ECV, electrical cardioversion.
Secondary outcomes regarding team performance
There was no significant correlation of any performance score derived from the cardioversion situation with its corresponding score derived from the resuscitation situation (table 5).
Table 5.
Pearson correlation coefficients of performance scores of cardioversion with performance scores of CPR
| Performance standard situation | Performance emergency resuscitation | ||
| CPR Global Tech Score | CPR Team Score | CPR Overall Performance Score | |
| ECV Preparation Score | −0.062 | 0.300 | 0.054 |
| ECV Execution Score | −0.042 | 0.217 | 0.041 |
| ECV Global Tech Score | −0.064 | 0.316 | 0.058 |
| ECV Team Score | −0.029 | 0.149 | 0.028 |
| ECV Overall Performance Score | −0.066 | 0.330 | 0.060 |
In bold: correlation coefficients of corresponding scores; none of the correlations reached statistical significance.
CPR, cardiopulmonary resuscitation; ECV, electrical cardioversion.
Secondary outcomes regarding leadership
There was a significant positive correlation between the leadership scores obtained during electrical cardioversion and cardiopulmonary resuscitation (figure 2, table 6). Further analysis revealed that this correlation was entirely due to a positive correlation of statements making the team aware of the current situation while the correlation of the remaining items, relating to leaders’ decisions, was not significant.
Table 6.
Pearson correlation coefficients of leadership performance scores during ECV with same score in CPR
| Correlation coefficient | P values | |
| Hands-off leadership: ECV with CPR | 0.645 | <0.0001 |
| Leadership score: ECV with CPR | 0.365 | 0.047 |
| Components of the leadership score | ||
| Task distribution: ECV with CPR | −0.058 | 0.759 |
| Decisions (what to do and how to do it): ECV with CPR | 0.064 | 0.737 |
| Making one’s team aware of current situation: ECV with CPR | 0.367 | 0.046 |
CPR, cardiopulmonary resuscitation; ECV, electrical cardioversion.
There was a significant positive correlation between the leader being hands-off during both electrical cardioversion and cardiopulmonary resuscitation (table 6). Twenty-two out of 30 leaders were hands-off during electrical cardioversion. Seventeen of these 22 leaders also stayed hands-off during resuscitation, the remaining 5 engaging in cardiac massage, (3) defibrillation (1)1 and both cardiac massage and defibrillation (1).1 All eight leaders being hands-on during electrical cardioversion remained hands-on during cardiopulmonary resuscitation.

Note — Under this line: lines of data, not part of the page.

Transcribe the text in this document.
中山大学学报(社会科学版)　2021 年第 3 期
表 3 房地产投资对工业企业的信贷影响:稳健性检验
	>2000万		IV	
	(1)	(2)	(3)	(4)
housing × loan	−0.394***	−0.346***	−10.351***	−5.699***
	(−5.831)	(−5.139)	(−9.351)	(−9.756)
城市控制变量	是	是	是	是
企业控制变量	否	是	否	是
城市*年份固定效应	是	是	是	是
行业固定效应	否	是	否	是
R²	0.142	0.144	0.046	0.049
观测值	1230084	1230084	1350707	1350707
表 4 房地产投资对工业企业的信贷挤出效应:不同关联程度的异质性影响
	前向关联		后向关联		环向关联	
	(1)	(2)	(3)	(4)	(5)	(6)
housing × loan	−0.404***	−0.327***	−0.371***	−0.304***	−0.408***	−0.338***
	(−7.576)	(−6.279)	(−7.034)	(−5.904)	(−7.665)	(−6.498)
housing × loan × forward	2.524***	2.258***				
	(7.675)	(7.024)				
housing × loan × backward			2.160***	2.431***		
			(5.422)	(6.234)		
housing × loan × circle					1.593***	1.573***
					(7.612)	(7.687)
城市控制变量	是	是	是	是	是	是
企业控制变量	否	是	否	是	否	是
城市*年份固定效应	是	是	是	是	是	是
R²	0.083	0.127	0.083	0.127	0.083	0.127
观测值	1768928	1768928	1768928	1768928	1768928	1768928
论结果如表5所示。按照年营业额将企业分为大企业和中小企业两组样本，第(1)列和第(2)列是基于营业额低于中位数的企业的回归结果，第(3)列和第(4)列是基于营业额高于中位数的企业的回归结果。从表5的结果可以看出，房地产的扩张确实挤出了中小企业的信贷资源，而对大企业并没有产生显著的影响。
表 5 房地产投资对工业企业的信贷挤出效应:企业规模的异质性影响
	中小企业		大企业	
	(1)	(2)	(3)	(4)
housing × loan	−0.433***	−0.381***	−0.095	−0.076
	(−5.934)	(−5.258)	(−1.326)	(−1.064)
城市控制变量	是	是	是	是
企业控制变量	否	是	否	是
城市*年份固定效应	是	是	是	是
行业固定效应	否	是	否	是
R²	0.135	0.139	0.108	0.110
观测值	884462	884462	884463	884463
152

During cardiopulmonary resuscitation, hands-off leadership style was positively correlated with the leadership score (r=0.432, p=0.017) but not with technical performance or team performance. During electrical cardioversion, hands-off leadership style was positively correlated with global technical performance (r=0.374, p=0.042) and a shorter preparation (r=0.428, p=0.018) and execution phase (r=0.452, p=0.012).
Further findings
Within cardioversion, performance during the preparation phase was positively correlated with performance during the execution phase (r=0.428, p=0.02), constituting a positive correlation between two subtasks. Within cardiac arrest, the time to start massage after the first defibrillation was negatively correlated with hands-on time (r=−0.56, p<0.01); as time to start should be as short as possible but hands-on-time as long as possible, this correlation also constitutes a positive within-task association.
Discussion
The present study compared the performance of interdisciplinary teams and their leaders across two different situations. There was no correlation between team performance in a SOP and team performance in an emergency situation. There was a between-procedure consistency in specific elements of leadership only but not in leadership behaviour overall.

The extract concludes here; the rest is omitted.